Given our uncertainty about the true impact of our research, we felt that headline grabbing would have been easy but irresponsible. Our solution was to contact staff at the UKs National Infrastructure Security Co-ordination Centre (NISCC) and invite them to Royal Holloway for a demonstration of our attacks and a discussion about the best way forward. That meeting took place in mid-April 2005. We immediately began work with NISCC's vulnerability team to write a vulnerability announcement; this was released by NISCC to the vendor and user communities in late April and generated enquiries from around a dozen companies, large and small. We worked with NISCC to assess the impact of our research for each of these companies on an individual basis.

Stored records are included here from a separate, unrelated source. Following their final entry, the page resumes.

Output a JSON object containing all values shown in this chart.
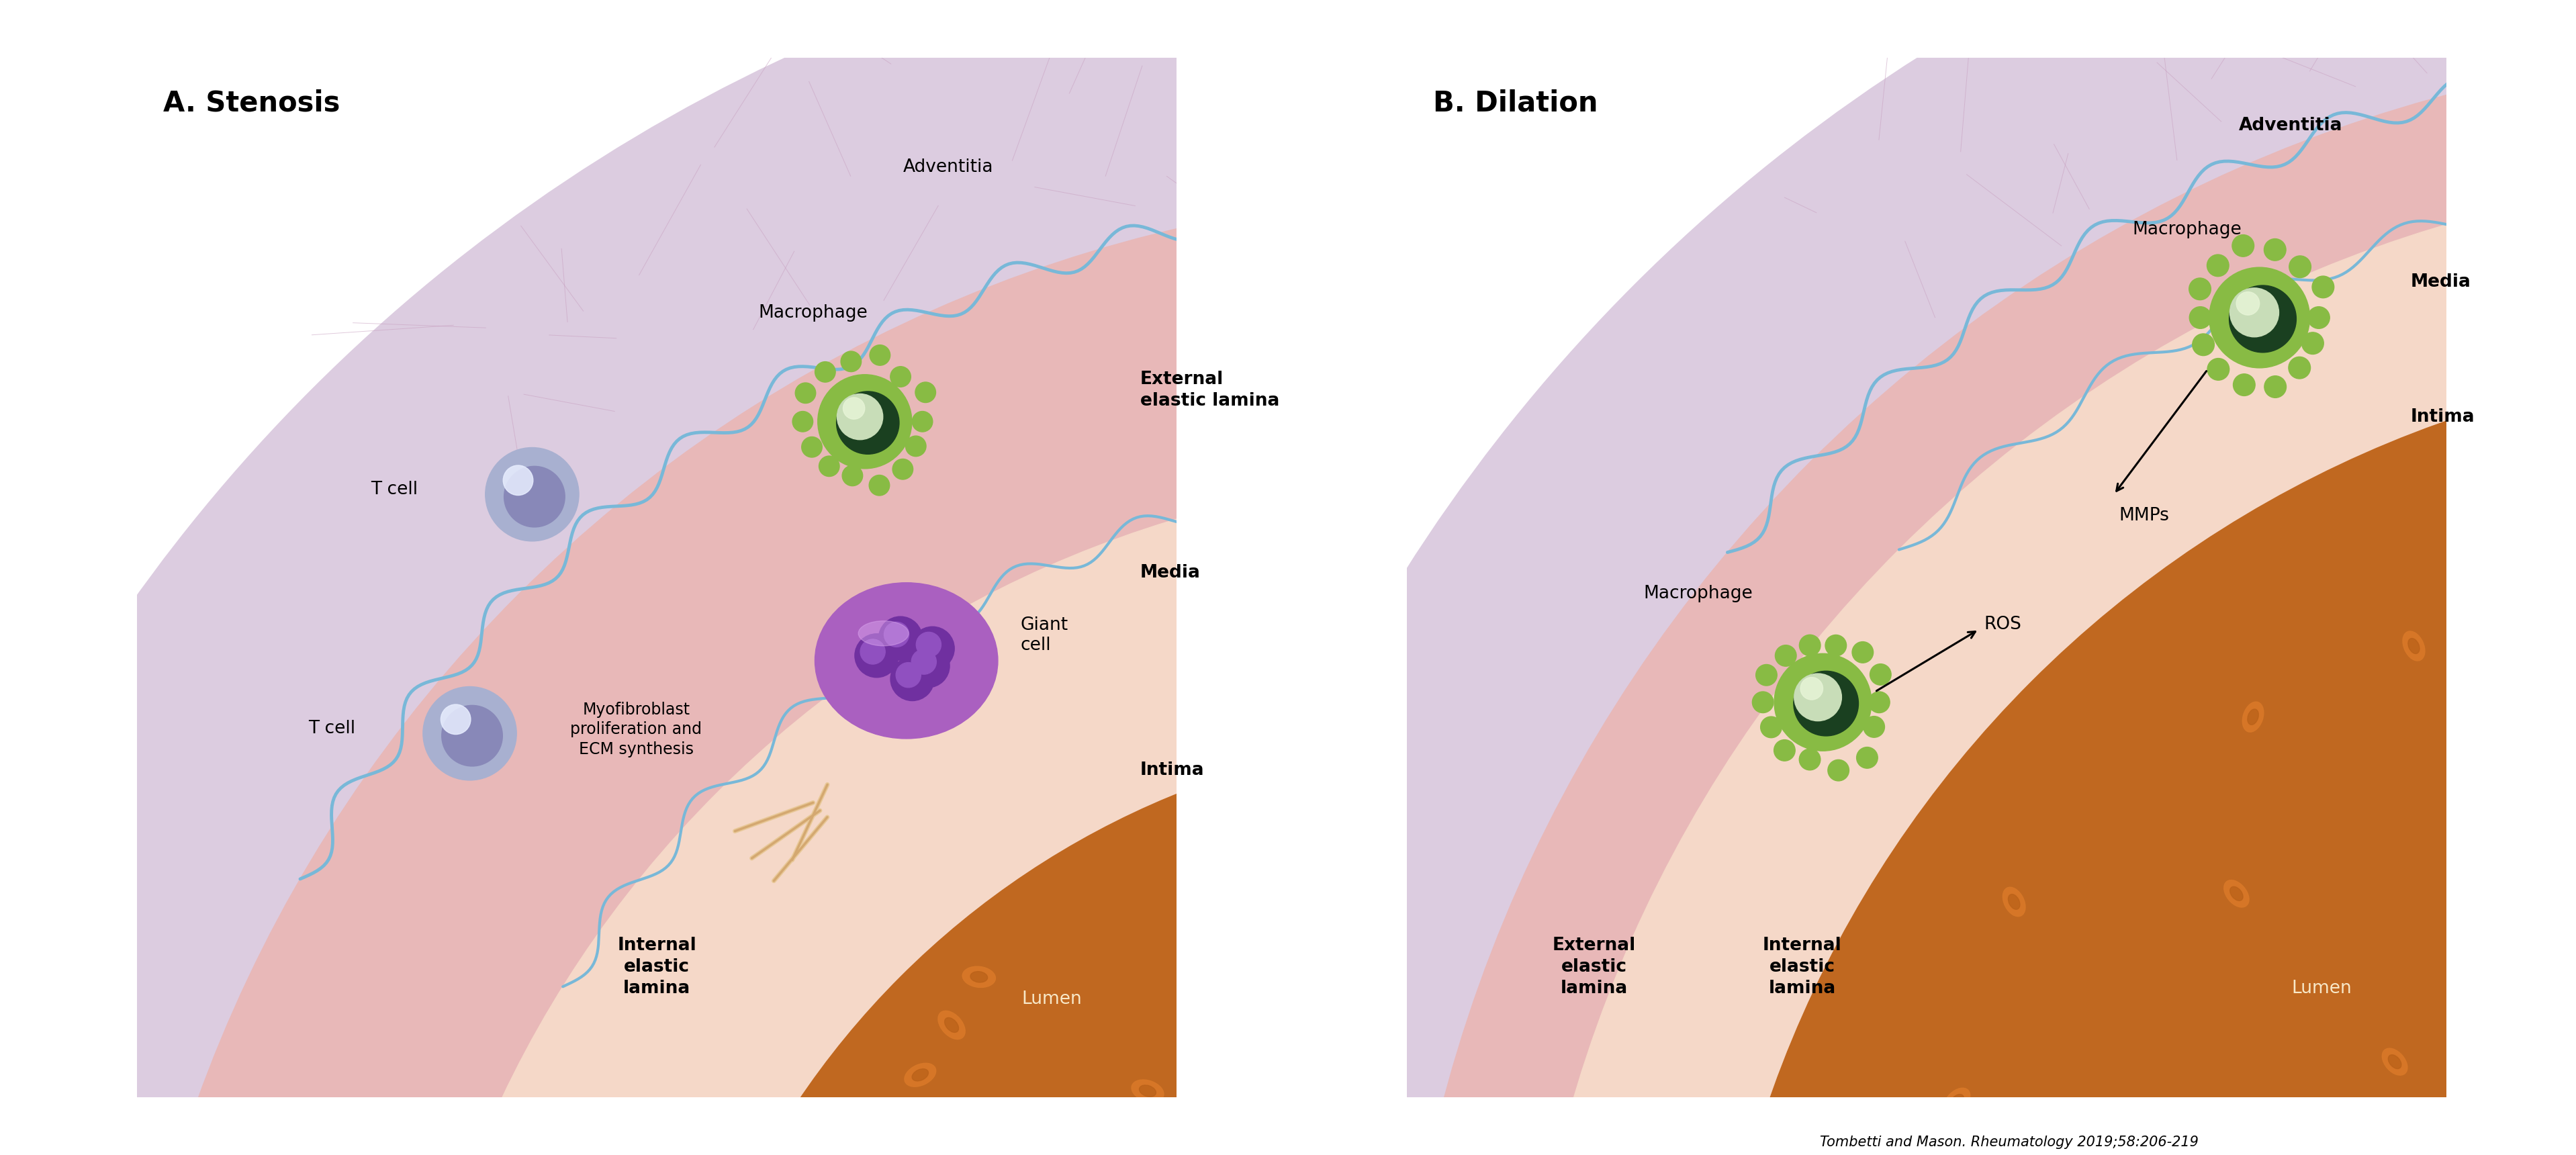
{
  "fig_width": 38.36,
  "fig_height": 17.2,
  "bg_color_fig": "#ffffff",
  "panel_bg": "#a8c8dc",
  "adventitia_color": "#dccce0",
  "adventitia_outer_color": "#ffffff",
  "media_color": "#e8b8b8",
  "intima_color": "#f5d8c8",
  "lumen_color": "#c06820",
  "elastic_color": "#78b8d8",
  "connective_color": "#c8a0c0",
  "rbc_fill": "#d87828",
  "rbc_hole": "#b86018",
  "macrophage_body": "#88bb44",
  "macrophage_nucleus_dark": "#1a4020",
  "macrophage_nucleus_mid": "#2a6030",
  "macrophage_highlight": "#c8e888",
  "tcell_body": "#a8b0d0",
  "tcell_nucleus": "#8888b8",
  "tcell_highlight": "#d0d8f0",
  "giant_body": "#aa60c0",
  "giant_nucleus": "#7030a0",
  "giant_nucleus2": "#9050c0",
  "giant_highlight": "#cc88e0",
  "title_A": "A. Stenosis",
  "title_B": "B. Dilation",
  "citation": "Tombetti and Mason. Rheumatology 2019;58:206-219"
}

Then, on May 9th 2005, NISCC made a High Severity Vulnerability Announcement about our IPSec work. This announcement was relayed by US-CERT, Aus-CERT, and other agencies, and picked up by the likes of zdnet, eweek, The Register, and cnet news. It then went on to generate plenty of speculation and conspiracy theory on slashdot and other on-line discussion sites. Also on May 9th, a research paper describing our attacks was circulated to selected researchers and submitted to a major international conference. A revised version of the research paper was later posted on the web; this improved version incorporated significant feedback from vendors, standards writers and the academic community.

From our perspective, working through NISCC gave us an improved understanding of the impact of our research. It also acted as a valuable relationship building exercise for us, both with NISCC and the Information Security industry. For vendors and users, our choice to work with NISCC ensured they had prior knowledge of the IPSec vulnerabilities before any public announcement was made, and gave them a head start in assessing the impact on their IPSec products and deployments.

This partnership approach required a bit more time and effort on our part. But with national and commercial security interests potentially at stake, applying a precautionary principle seemed to us to be the right way forward. Ultimately, the approach we took had the unexpected benefit of generating feedback that improved the quality our research. And we are now, literally and metaphorically, on the Christmas card lists of a few more important commercial and governmental organizations.